The “discovery debacle” arose in large part because attorneys for Fidelity didn’t know until a 2012 deposition about materials a former Fidelity employee had, the judge wrote.

Fidelity’s statements that it had done everything possible to find records it needed to turn over to Captiva attorneys “were the product of its incomplete grasp of its own documents,” Jackson said.

Fidelity attorneys argued that Captiva wasn’t put at a disadvantage by the loss of emails, because nearly 35,000 relevant emails were produced, Jackson recounted — and discounted — in her sanctions order.

“The fact that Fidelity retained some emails from the deletion period is meaningless because Fidelity does not know the quantity or contents of emails that were deleted,” the judge wrote.

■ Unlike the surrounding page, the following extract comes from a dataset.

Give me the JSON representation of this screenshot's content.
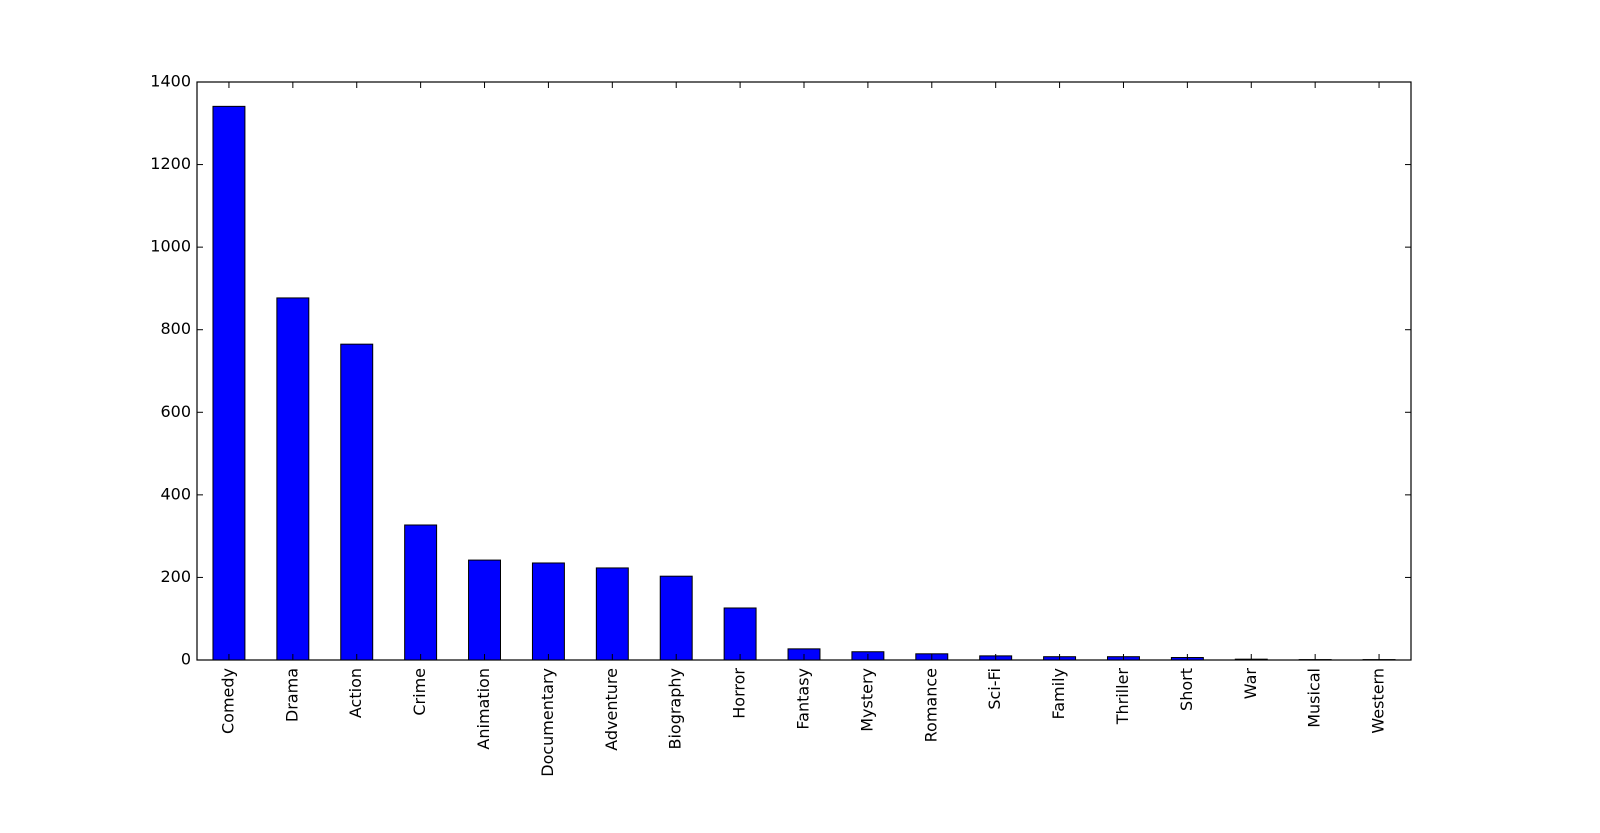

Fidelity accidentally also produced at least one email it didn’t have to: a message from a claims handler to Jay Levitch, an in-house Fidelity attorney.

Communications with the insurer’s attorney usually are privileged and don’t have to be disclosed in litigation, Jackson said in her order, but Fidelity didn’t ask for the document back quickly enough after being notified about it, the judge said.

That mistake may have helped soften the judge’s sanctions decision. She bore that disclosure in mind when deciding that the discovery problems didn’t reach the level that would make dismissing Fidelity’s case appropriate.

“The court is mindful that Captiva received privileged documents it otherwise would not have obtained,” Jackson wrote, “But for Fidelity’s mishandling of discovery.”